Аэроплан, пролетающий назад вместе с красными теперь на белом буквами, так
было заказано осветителю…
Однажды, во время представления одной шекспировской, а может не
шекспировской трагедии, машинист, согласно ремарке, дал молнию, но прогремел
почему-то гром. Актёр произнёс монолог, свою положенную (на «молния», на
молнию, на молнии) реплику «Хвала, – мол, – небу за то, что светом оно своим, -
хотя света не было, был гром, – озаряет кромешную мглу его жизни.
…аэроплан с буквами отвлёк нашу любимую, любимую обоими друзьями,
начальницу кукол, отвлёк нашу, тоже довольно ироничную, все уже, конечно,
заметили…
– Ах, профессор, я Вам так благодарна!
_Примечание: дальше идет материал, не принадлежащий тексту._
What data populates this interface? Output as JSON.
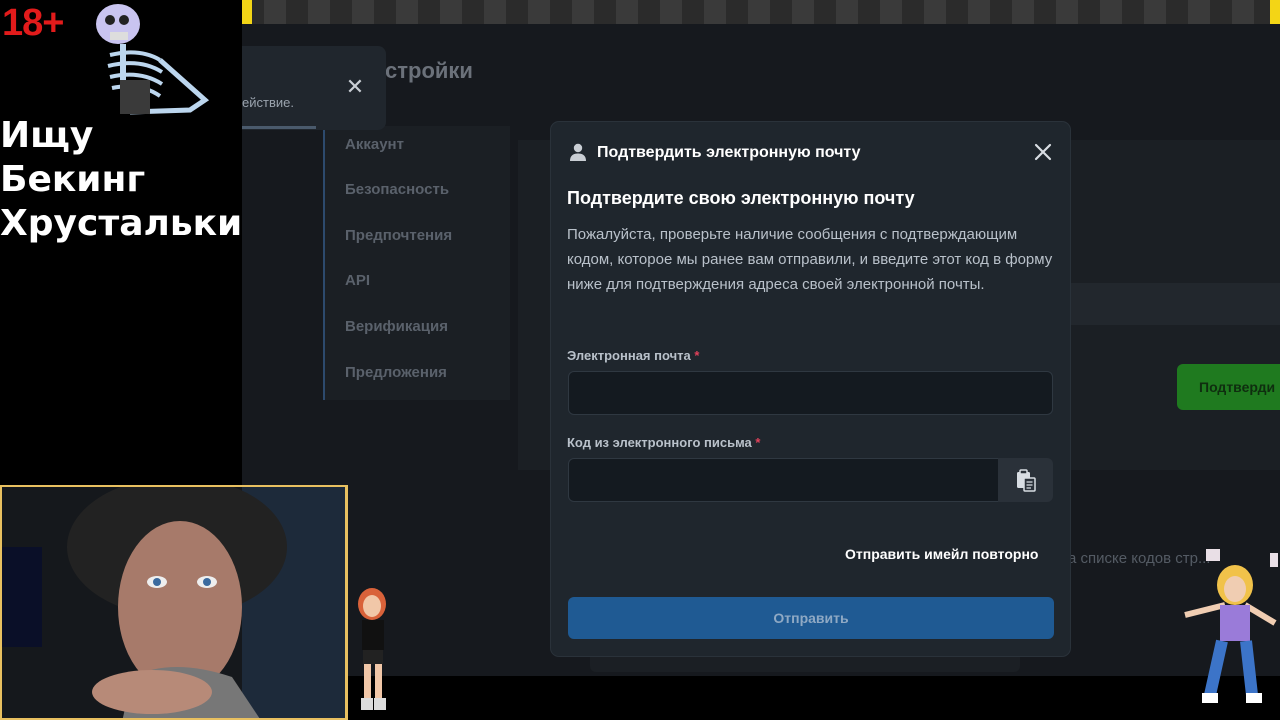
{
  "overlay": {
    "age_tag": "18+",
    "title_line1": "Ищу Бекинг",
    "title_line2": "Хрустальки"
  },
  "background_page": {
    "title": "стройки",
    "nav": [
      "Аккаунт",
      "Безопасность",
      "Предпочтения",
      "API",
      "Верификация",
      "Предложения"
    ],
    "green_button": "Подтверди",
    "partial_text": "а списке кодов стр..."
  },
  "toast": {
    "text": "ействие."
  },
  "modal": {
    "header_title": "Подтвердить электронную почту",
    "heading": "Подтвердите свою электронную почту",
    "description": "Пожалуйста, проверьте наличие сообщения с подтверждающим кодом, которое мы ранее вам отправили, и введите этот код в форму ниже для подтверждения адреса своей электронной почты.",
    "email_label": "Электронная почта",
    "email_value": "",
    "code_label": "Код из электронного письма",
    "code_value": "",
    "required_mark": "*",
    "resend_label": "Отправить имейл повторно",
    "submit_label": "Отправить"
  },
  "colors": {
    "accent": "#1f5a93",
    "required": "#e0415a",
    "green": "#1f7a1f"
  }
}
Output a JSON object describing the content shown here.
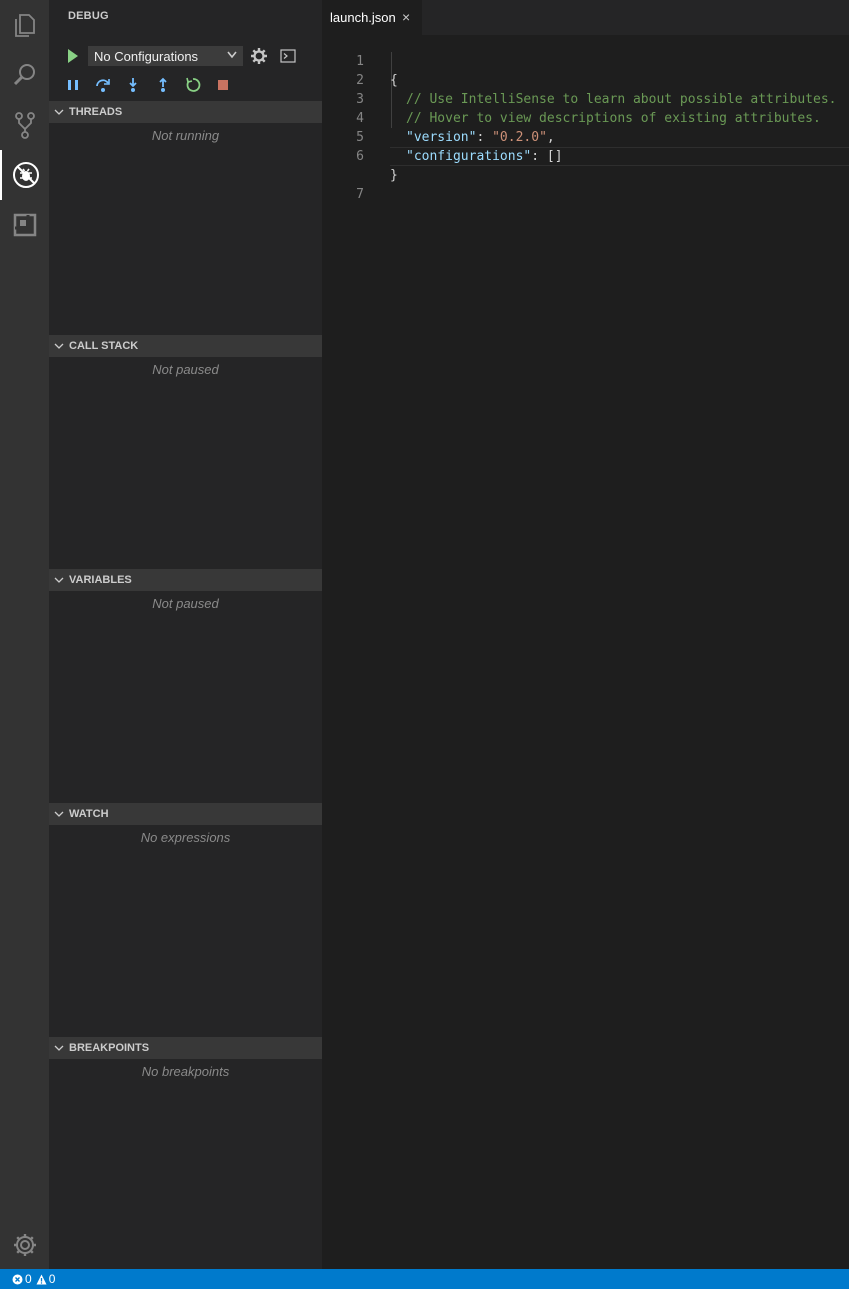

Чудесная идея!.. «Теперь все флаги…»
…хотя, может кто-то и не заметил ещё, потому, что пролетающий обратно
аэроплан с красными на белом буквами «Профессорские… – простите, -
«Кукольные штучки» не дал договорить Софи про операции с летальным
исходом, после которых неироничным, без чувства иронии докторам, ну просто
никак…
Зная, что этому тексту жить и жить и во времена, когда уже будут рассказывать
другие анекдоты, расскажу анекдот теперешний, тем более, что он, в некоторой
степени, относится к одному из наших персонажей:
Студенты спросили однажды профессора патологоанатома, почему он перед
вскрытием моет руки? «Действительно, почему?» – удивился философичный
профессор1.
1 Мне стыдно за такой бородатый анекдот, но теперь, раз уже написал, не выброшу.
11
"Жизнь коротка, искусство вечно, случай мимолётен, эксперимент рискован,
судить трудно" – заявил (из Гиппократа) на это, т.е. на то, что докторам без
иронии никуда, доктор Жабинский. И тут все (не только Доктор, но и профессор
Делаланд, и Софи, и я, и вы), конечно же, вспомнили этого, этого насмешника,
монашка Рабле: «…залились таким неудержимым хохотом, – писал насмешник, -
что чуть было не отдали Богу душу, – точь-в-точь как Красс при виде осла,
глотавшего репейники… таким образом, они изобразили собой
гераклитствующего Демокрита и демокритствующего Гераклита», – и вспомнили
ещё неизвестного всему миру врача Лорана Жубера наставлявшего нашего
известного всему миру Франсуа уму и разуму и учившего его смеху и иронии, и
написавшего целый трактат о смехе, и второй трактат под названием «La cause
morale de Ris, de l'excellent et tres renomme Democrite, expliquee et temoignee par ce
divin Hippocras en ses Epitres», что в переводе значит: «Моральная причина смеха
выдающегося и весьма прославленного Демокрита, объяснённая и
засвидетельствованная божественным Гиппократом в его посланиях»)… о чём
ещё будет, но потом, если получится.